Internet devolveu pluralidade ao debate político

A polarização direita x esquerda se intensifica a medida que nos aproximamos das eleições. Mais do que os programas dos candidatos, principalmente na eleição presidencial, irá prevalecer a luta ideológica. A direita está agrupada na velha mídia: jornais, revistas e TVs. A esquerda armou sua trincheira na internet.

Claro, há exceções e certas nuances nessa divisão, mas no geral esta é a configuração política dominante hoje na imprensa brasileira, que sempre foi conservadora. Não podemos esquecer que ela apoiou com entusiasmo o golpe militar de 64. Hoje é porta voz do reacionarismo de uma classe média em muito parecida com aquela de 64, que saiu às ruas em defesa da família, de deus e da propriedade. Essa classe média, inculta e insensível, tem um preconceito de classe exacerbado e não admite que mexa em seus ancestrais privilégios.

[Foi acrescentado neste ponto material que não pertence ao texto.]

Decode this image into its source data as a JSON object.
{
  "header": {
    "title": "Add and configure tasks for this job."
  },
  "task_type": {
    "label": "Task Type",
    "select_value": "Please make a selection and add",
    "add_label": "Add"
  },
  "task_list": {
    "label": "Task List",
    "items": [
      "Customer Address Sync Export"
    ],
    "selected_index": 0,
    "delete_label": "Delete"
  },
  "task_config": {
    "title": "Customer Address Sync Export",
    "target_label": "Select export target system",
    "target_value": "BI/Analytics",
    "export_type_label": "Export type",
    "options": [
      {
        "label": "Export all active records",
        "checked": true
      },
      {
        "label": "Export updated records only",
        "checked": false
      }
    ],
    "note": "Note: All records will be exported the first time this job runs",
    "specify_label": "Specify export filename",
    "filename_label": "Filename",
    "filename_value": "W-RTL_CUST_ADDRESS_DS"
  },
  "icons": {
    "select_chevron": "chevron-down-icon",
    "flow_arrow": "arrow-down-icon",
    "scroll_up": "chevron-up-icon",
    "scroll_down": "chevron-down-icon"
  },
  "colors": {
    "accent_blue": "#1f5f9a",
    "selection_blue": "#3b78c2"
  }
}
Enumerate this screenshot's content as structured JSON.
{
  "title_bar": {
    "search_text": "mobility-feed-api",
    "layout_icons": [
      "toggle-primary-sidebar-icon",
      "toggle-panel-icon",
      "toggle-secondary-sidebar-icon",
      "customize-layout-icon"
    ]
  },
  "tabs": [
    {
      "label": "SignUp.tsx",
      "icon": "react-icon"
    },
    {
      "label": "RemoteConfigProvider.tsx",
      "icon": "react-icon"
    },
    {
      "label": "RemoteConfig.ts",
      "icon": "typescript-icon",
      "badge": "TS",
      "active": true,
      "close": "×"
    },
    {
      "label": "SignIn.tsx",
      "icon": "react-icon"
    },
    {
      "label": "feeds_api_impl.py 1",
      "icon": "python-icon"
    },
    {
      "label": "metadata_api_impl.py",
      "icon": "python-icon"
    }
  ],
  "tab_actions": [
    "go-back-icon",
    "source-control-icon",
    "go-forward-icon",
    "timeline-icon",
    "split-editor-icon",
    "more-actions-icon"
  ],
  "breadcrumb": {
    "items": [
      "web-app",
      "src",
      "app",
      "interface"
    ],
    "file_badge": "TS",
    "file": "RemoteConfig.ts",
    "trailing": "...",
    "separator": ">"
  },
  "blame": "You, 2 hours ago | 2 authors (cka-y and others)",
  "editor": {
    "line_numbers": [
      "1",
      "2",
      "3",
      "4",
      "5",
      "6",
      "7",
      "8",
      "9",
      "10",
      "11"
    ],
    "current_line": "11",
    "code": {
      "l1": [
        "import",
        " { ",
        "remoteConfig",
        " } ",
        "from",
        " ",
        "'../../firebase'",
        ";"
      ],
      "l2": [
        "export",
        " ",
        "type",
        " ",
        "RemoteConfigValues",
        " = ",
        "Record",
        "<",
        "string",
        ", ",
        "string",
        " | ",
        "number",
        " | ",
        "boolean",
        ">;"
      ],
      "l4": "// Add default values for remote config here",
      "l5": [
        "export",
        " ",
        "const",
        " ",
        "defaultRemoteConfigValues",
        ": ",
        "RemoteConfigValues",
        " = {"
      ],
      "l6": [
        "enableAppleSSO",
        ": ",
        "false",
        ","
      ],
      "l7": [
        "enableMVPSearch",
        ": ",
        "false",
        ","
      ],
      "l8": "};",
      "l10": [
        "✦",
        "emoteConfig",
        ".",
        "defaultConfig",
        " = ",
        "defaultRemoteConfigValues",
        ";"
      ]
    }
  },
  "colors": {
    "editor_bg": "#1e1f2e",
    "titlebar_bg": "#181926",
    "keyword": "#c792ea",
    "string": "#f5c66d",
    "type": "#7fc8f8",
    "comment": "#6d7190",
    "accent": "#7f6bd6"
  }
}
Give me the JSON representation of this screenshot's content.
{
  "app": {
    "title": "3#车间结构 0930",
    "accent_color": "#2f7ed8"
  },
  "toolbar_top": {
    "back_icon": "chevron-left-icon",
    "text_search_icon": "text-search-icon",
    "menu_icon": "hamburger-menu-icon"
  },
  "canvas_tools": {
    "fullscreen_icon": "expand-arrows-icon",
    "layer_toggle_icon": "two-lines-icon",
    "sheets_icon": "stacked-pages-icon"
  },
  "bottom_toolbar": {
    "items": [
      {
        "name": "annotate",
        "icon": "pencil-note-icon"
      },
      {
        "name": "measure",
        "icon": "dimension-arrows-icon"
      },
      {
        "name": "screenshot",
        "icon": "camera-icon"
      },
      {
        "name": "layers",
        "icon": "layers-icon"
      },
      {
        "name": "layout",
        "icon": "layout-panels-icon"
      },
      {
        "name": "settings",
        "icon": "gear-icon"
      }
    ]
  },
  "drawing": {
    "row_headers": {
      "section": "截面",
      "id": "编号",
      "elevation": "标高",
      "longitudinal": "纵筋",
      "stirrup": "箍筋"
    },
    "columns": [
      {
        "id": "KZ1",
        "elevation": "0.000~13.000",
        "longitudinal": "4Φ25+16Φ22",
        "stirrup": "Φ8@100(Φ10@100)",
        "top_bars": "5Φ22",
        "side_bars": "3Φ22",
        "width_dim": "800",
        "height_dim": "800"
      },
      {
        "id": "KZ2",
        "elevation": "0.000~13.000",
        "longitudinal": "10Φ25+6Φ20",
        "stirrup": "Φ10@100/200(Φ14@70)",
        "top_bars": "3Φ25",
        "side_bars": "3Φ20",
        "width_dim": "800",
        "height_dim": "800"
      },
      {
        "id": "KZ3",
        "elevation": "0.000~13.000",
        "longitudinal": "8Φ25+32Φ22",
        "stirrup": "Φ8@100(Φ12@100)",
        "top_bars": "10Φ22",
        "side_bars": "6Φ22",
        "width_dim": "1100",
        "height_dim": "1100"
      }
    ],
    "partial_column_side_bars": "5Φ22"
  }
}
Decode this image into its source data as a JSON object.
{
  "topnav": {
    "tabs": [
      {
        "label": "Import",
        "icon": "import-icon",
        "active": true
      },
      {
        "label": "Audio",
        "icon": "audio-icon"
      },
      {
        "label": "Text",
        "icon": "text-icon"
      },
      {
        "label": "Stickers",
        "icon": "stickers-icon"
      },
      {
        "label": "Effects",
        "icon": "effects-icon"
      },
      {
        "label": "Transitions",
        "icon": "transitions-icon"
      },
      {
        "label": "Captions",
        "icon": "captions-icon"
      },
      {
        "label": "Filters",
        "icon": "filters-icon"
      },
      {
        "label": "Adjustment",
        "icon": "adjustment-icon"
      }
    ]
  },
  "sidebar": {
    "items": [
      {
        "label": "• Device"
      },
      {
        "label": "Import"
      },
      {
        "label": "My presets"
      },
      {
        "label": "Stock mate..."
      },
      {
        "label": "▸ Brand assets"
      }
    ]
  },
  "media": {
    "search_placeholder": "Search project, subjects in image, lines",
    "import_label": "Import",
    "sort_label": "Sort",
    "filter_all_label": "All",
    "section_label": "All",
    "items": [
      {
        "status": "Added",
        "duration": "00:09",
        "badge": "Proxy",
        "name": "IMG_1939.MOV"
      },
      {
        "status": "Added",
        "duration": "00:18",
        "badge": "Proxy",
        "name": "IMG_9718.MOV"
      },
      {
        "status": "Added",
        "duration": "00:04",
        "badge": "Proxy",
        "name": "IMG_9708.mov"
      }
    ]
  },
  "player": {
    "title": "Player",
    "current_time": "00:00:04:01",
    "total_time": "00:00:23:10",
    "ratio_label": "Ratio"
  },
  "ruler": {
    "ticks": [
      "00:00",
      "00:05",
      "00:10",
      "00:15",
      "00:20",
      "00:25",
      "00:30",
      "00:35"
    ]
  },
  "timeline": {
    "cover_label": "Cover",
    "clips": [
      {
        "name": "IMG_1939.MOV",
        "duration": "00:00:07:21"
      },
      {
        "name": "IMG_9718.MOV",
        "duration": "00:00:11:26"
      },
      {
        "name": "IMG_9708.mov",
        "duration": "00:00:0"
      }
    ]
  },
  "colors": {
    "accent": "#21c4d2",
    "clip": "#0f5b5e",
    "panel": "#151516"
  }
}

Merecem estudos mais aprofundados a guinada à extrema direita que veículos como Veja e a Folha de São Paulo deram nos últimos anos. De publicações mais ou menos equilibradas e em alguns momentos com rumos editoriais arejados, passaram a uma histeria e manipulações grosseiras contra tudo que seja avanço social. A reação ao Plano Nacional de Direitos Humanos é um dos exemplos dessa nova postura editorial.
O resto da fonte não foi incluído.